Some are obvious, such as our willingness to accept newcomers from all over the globe. Others are not so clear. The things that most broadly define our Western culture - freedom, tolerance, critical thinking - hold the seeds of vulnerability against an enemy dedicated to eradicating those very things.

One hallmark of American and European society over the last several decades has been a subtle struggle between the latter two of those virtues - tolerance versus critical thinking - often at the peril of freedom. So far, tolerance is winning, and in a way that undercuts the argument why tolerance should be celebrated.

Tolerance too often seeps into nonjudgmentalism, which as Bennett notes, is a sickness "encouraging a paralysis of the moral faculty."

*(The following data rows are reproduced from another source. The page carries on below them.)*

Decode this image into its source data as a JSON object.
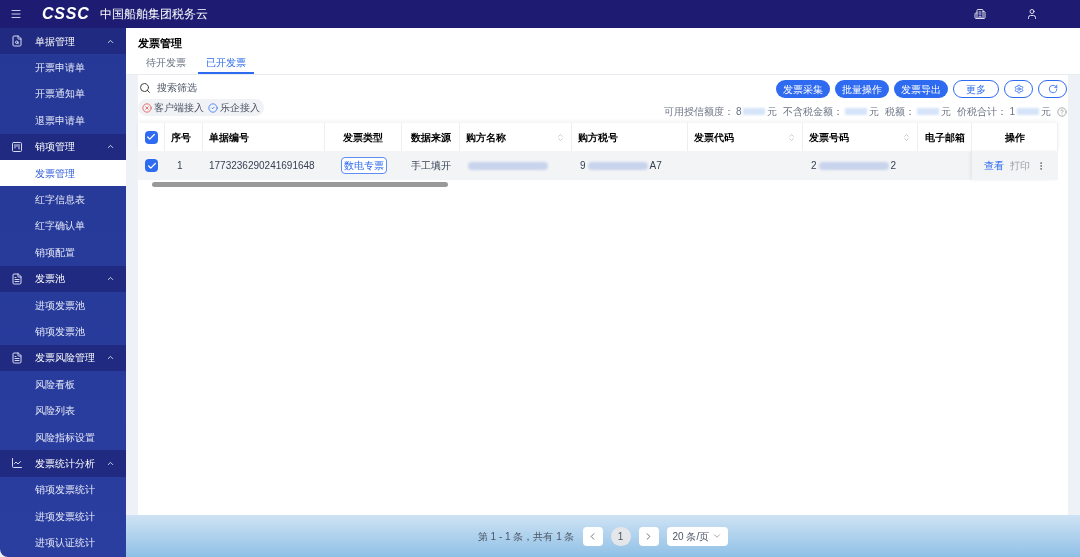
{
  "header": {
    "title": "中国船舶集团税务云",
    "logo": "CSSC"
  },
  "sidebar": [
    {
      "label": "单据管理",
      "expanded": true,
      "children": [
        {
          "label": "开票申请单",
          "selected": false
        },
        {
          "label": "开票通知单",
          "selected": false
        },
        {
          "label": "退票申请单",
          "selected": false
        }
      ]
    },
    {
      "label": "销项管理",
      "expanded": true,
      "children": [
        {
          "label": "发票管理",
          "selected": true
        },
        {
          "label": "红字信息表",
          "selected": false
        },
        {
          "label": "红字确认单",
          "selected": false
        },
        {
          "label": "销项配置",
          "selected": false
        }
      ]
    },
    {
      "label": "发票池",
      "expanded": true,
      "children": [
        {
          "label": "进项发票池",
          "selected": false
        },
        {
          "label": "销项发票池",
          "selected": false
        }
      ]
    },
    {
      "label": "发票风险管理",
      "expanded": true,
      "children": [
        {
          "label": "风险看板",
          "selected": false
        },
        {
          "label": "风险列表",
          "selected": false
        },
        {
          "label": "风险指标设置",
          "selected": false
        }
      ]
    },
    {
      "label": "发票统计分析",
      "expanded": true,
      "children": [
        {
          "label": "销项发票统计",
          "selected": false
        },
        {
          "label": "进项发票统计",
          "selected": false
        },
        {
          "label": "进项认证统计",
          "selected": false
        }
      ]
    }
  ],
  "page_title": "发票管理",
  "tabs": [
    {
      "label": "待开发票",
      "selected": false
    },
    {
      "label": "已开发票",
      "selected": true
    }
  ],
  "search": {
    "placeholder": "搜索筛选"
  },
  "chips": [
    {
      "label": "客户端接入",
      "kind": "error"
    },
    {
      "label": "乐企接入",
      "kind": "ok"
    }
  ],
  "buttons": [
    {
      "label": "发票采集",
      "kind": "primary"
    },
    {
      "label": "批量操作",
      "kind": "primary"
    },
    {
      "label": "发票导出",
      "kind": "primary"
    },
    {
      "label": "更多",
      "kind": "outline"
    },
    {
      "kind": "settings"
    },
    {
      "kind": "refresh"
    }
  ],
  "summary": [
    {
      "label": "可用授信额度：",
      "value": "8",
      "unit": "元"
    },
    {
      "label": "不含税金额：",
      "unit": "元"
    },
    {
      "label": "税额：",
      "unit": "元"
    },
    {
      "label": "价税合计：",
      "value": "1",
      "unit": "元"
    }
  ],
  "table": {
    "all_checked": true,
    "columns": [
      {
        "label": "序号",
        "sortable": false
      },
      {
        "label": "单据编号",
        "sortable": false
      },
      {
        "label": "发票类型",
        "sortable": false
      },
      {
        "label": "数据来源",
        "sortable": false
      },
      {
        "label": "购方名称",
        "sortable": true
      },
      {
        "label": "购方税号",
        "sortable": false
      },
      {
        "label": "发票代码",
        "sortable": true
      },
      {
        "label": "发票号码",
        "sortable": true
      },
      {
        "label": "电子邮箱",
        "sortable": false
      },
      {
        "label": "操作",
        "sortable": false
      }
    ],
    "rows": [
      {
        "checked": true,
        "index": "1",
        "doc_no": "1773236290241691648",
        "type": "数电专票",
        "source": "手工填开",
        "buyer_tax_prefix": "9",
        "buyer_tax_suffix": "A7",
        "invoice_no_prefix": "2",
        "invoice_no_suffix": "2",
        "actions": [
          {
            "label": "查看",
            "disabled": false
          },
          {
            "label": "打印",
            "disabled": true
          }
        ]
      }
    ]
  },
  "pagination": {
    "summary": "第 1 - 1 条，共有 1 条",
    "page": "1",
    "page_size": "20 条/页"
  }
}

That is what was behind the failure of so many Americans (particularly on college campuses) to forcefully condemn September 11th, arguably the single most atrocious act that has ever taken place on our soil. After all, didn't we bring this on ourselves? Aren't we responsible for the rage of extremist Muslims in the Middle East? Aren't we guilty in our own way?

Bennett shows this as the muddle it is, and demonstrates in clean, convincing language the imperative of not shying from the fight against rogue states and terrorists.

It's not as if everyone in America needs to be convinced why we fight. The very public displays of bottled-up patriotism and the polls showing initial support for the war indicate a deep-seated understanding on the part of many Americans. But a visceral understanding ultimately needs the support of an articulated position.

Bennett's strength is his ability to articulate what so many people think or feel but perhaps are unable to say so eloquently. That skill has particular value as, day by day, we move further in time away from 9/11.

Why We Fight serves to remind us that we are permanently engaged in a conflict of cultures. One is a culture informed by the principles of Judaism and Christianity and refined by the Enlightenment. The other is a culture defined by the unenlightened and often unreasonable principles of Islam. Bennett sums this up starkly: "There is simply no equivalent in the Koran to the New Testament's admonishment to 'turn the other cheek'; conversely, there is no equivalent in the New Testament to the Koranic injunction to 'kill the disbelievers wherever [you] find them.'"

Are we at war with Islam then? More accurately, we should say that Islam is at war with us. And until Islam comes to peace with modernity, as Christianity did with the Enlightenment, we will be locked in this struggle in our own defense and for our own survival.

Frederick Simonds is a writer living in Washington.